Manchester By The Sea tells the story of Lee Chandler, an ordinary man who goes to work as a custodian and comes home from work. His pattern only deviates by a visit to a bar to down a few beers. He’s a man who’s drowning in grief and guilt that is only exacerbated by a call that his brother is in the hospital, only to get there and find out that he’s passed away. Lee takes care of funeral arrangements and attends the reading of the will and is shocked by the revelation that he has been chosen as the guardian of his brother’s son, Patrick.

I want to preface this review by saying that I really liked Kenneth Lonergan’s You Can Count on Me and loved Margaret (the extended version). I thought both were excellent movies that showed ordinary characters dealing with ordinary life, some coming-of-age due to a trauma (Margaret), or two siblings still marred by the tragedy of childhood (You Can Count On Me) but this? This was horribly disappointing.

There is no real arc or progression with the character of Lee. He changes slightly at the end, in a way that’s understandable and realistic, but also wholly unsatisfying. It certainly doesn’t justify the running time of almost two hours and twenty minutes. The movie starts as a series of scenes that establish Lee as a character and never really changes gears but nothing ever really builds; scenes just happen.

A lot has been written about the performances here, but each and every performance is held back by the script. Michelle Williams, while very good, is relegated to maybe five to ten minutes of screen-time.

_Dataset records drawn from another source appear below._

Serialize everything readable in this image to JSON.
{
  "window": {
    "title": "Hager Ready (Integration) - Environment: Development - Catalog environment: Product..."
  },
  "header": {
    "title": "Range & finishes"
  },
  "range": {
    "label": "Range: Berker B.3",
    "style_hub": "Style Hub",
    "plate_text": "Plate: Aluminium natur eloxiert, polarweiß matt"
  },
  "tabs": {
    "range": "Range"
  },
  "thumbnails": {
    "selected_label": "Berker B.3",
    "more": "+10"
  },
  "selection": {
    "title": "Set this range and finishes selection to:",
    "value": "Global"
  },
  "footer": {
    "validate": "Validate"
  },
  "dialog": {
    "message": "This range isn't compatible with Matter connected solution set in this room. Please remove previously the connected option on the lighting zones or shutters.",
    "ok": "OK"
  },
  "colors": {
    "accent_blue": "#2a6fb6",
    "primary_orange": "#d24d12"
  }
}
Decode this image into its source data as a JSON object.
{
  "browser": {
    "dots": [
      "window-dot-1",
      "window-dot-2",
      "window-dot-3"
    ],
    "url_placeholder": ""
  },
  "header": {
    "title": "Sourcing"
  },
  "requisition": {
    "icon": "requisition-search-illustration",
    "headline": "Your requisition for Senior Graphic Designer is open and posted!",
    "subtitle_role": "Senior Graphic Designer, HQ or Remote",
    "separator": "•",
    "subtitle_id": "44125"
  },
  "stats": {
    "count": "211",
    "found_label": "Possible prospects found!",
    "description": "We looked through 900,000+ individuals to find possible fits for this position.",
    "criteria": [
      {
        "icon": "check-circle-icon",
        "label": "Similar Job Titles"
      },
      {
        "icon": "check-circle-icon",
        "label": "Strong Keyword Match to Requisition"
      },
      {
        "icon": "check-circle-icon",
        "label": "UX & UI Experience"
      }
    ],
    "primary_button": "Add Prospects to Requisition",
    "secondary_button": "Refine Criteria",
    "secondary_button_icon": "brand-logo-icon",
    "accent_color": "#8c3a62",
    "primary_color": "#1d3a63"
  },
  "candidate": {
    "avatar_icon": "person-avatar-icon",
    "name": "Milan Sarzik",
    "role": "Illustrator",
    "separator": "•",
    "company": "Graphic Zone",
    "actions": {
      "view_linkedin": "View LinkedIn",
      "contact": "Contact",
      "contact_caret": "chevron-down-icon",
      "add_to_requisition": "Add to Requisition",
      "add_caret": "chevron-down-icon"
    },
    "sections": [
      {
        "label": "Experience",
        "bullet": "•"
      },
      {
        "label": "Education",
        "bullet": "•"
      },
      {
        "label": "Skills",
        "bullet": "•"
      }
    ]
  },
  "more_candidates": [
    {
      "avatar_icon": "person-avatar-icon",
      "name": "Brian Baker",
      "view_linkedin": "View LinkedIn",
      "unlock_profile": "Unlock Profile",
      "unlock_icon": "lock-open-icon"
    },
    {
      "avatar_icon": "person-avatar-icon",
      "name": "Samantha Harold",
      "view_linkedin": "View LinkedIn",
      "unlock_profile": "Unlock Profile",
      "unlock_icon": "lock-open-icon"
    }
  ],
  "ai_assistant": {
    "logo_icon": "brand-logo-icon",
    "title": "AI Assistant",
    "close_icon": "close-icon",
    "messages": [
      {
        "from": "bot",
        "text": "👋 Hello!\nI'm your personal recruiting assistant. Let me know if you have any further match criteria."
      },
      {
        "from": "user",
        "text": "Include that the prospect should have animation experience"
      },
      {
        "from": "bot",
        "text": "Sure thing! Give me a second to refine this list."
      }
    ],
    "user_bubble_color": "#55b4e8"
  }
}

The most talked about scene in the movie where she and Lee stumble upon each other in the street is the movie’s best, but because the movie takes so long to get there, it dampens the impact the movie wants the audience to feel. Casey Affleck, who I consider a very good actor, doesn’t have much to work with. He plays the character in the best possible way but it’s not a performance that’s worth all the accolades that have been thrown at it. Lucas Hedges plays precocious and annoying well, I’ll give him that. Some say the same about Anna Paquin in Lonergan’s previous film, Margaret, but at least that movie gave us enough of a reason why. Here, Hedges’ Patrick shows one moment of grief for his father, has one uncomfortable lunch with his mother, and spends the rest of the movie bickering with Lee or trying to have sex with one of his two girlfriends. His character feels more like a  stereotype, and a plot device, rather than a fully realized character.

There could’ve been a great movie made out of Manchester By The Sea. If the script had been shortened and extensively revised, taking out the repetitious bickering between Lee and Patrick, and the ‘cutesy’ character moments that were supposed to be humorous only to fall flat on its face. Somewhere within the movie, the elements exist for, at the very least, a good movie.